From restaurant menus to boarding cards, from COVID green passes to bus or museum tickets, QR codes are part of our daily life, like the smartphones that display and scan them rapidly through the camera, thereby avoiding the need for a paper support.

QR codes have also invaded the world of publishing; books and magazines are crammed with additional contents that can be reached through this technology, as we will better see further on.

But, what is a QR code and where was it invented?
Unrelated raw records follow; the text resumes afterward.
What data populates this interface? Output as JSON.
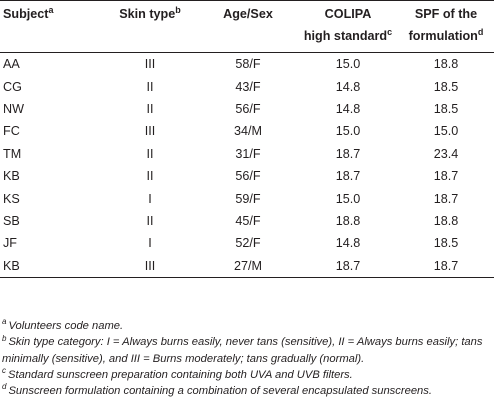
{
  "table": {
    "headers": {
      "subject": "Subject",
      "subject_sup": "a",
      "skin_type": "Skin type",
      "skin_type_sup": "b",
      "age_sex": "Age/Sex",
      "colipa_line1": "COLIPA",
      "colipa_line2": "high standard",
      "colipa_sup": "c",
      "spf_line1": "SPF of the",
      "spf_line2": "formulation",
      "spf_sup": "d"
    },
    "rows": [
      [
        "AA",
        "III",
        "58/F",
        "15.0",
        "18.8"
      ],
      [
        "CG",
        "II",
        "43/F",
        "14.8",
        "18.5"
      ],
      [
        "NW",
        "II",
        "56/F",
        "14.8",
        "18.5"
      ],
      [
        "FC",
        "III",
        "34/M",
        "15.0",
        "15.0"
      ],
      [
        "TM",
        "II",
        "31/F",
        "18.7",
        "23.4"
      ],
      [
        "KB",
        "II",
        "56/F",
        "18.7",
        "18.7"
      ],
      [
        "KS",
        "I",
        "59/F",
        "15.0",
        "18.7"
      ],
      [
        "SB",
        "II",
        "45/F",
        "18.8",
        "18.8"
      ],
      [
        "JF",
        "I",
        "52/F",
        "14.8",
        "18.5"
      ],
      [
        "KB",
        "III",
        "27/M",
        "18.7",
        "18.7"
      ]
    ]
  },
  "footnotes": [
    {
      "mark": "a",
      "text": "Volunteers code name."
    },
    {
      "mark": "b",
      "text": "Skin type category: I = Always burns easily, never tans (sensitive), II = Always burns easily; tans minimally (sensitive), and III = Burns moderately; tans gradually (normal)."
    },
    {
      "mark": "c",
      "text": "Standard sunscreen preparation containing both UVA and UVB filters."
    },
    {
      "mark": "d",
      "text": "Sunscreen formulation containing a combination of several encapsulated sunscreens."
    }
  ]
}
QR is the acronym for Quick Response, which refers to the fast answer the device provides by scanning and decoding information. QR contents consist in a two-dimensional code (a square composed of many of tiny squares) that can contain up to 7089 numerical characters or 4296 alphanumerical characters. Basically, its technology is similar to bar code technology, but this, being one-dimensional, can contain no more than 20 text characters of information. Actually, QR codes are not infinite, but the number of combinations that can be generated is incredibly high.

QR code for chapter insights. Taken from one of our latest work for Loescher Editore (Il materiale e l’immaginario)

The QR code was invented in 1994 when the Japanese company Denso Wave developed it to keep track and identify car components in Toyota’s factories. Later on, based on its capacity of containing more data than a bar code, also other companies started using QR codes for stock management purposes.

In 1999, Denso Wave authorised using QR codes under a free licence. In the same period, in Japan they gradually developed the technology to use the web from smartphones. As QR codes provided immediate access to information, such as addresses and URL, very simply through smartphones, they started being increasingly used for advertising in magazines, newspapers and advertisement billboards.

Their use spread more slowly in Europe and the United States, with a certain notoriety arriving only around the end of the years 2000. However, this technology boosted with the Sars-Cov-2 pandemic when it proved to be an extraordinary tool to dematerialise a number of  printed materials, such as restaurant menus, to comply with the safety and health rules in force.

QR codes can contain different types of data: links to internet sites, URL and web pages, as before, but also phone numbers and e-mail addresses, graphic contents such as photos and videos, audio contents, documents in various formats, payment forms and links, business cards, maps, and texts.

Thanks to their broad possibilities, QR codes have gradually replaced the previous methods to take advantage of digital materials also in textbooks. Now, through your smartphone, you can directly reach a whole set of video contents (such as video lessons), Power Point presentations, audio contents (such as listening to literary texts, summaries in audio format), documents (large PDF files unsuitable for book printing, or further insights), additional and/or interactive exercises, etc.

Another minor revolution adding to the numberless novelties that, over time, have transformed the world of publishing, and the world in general, too.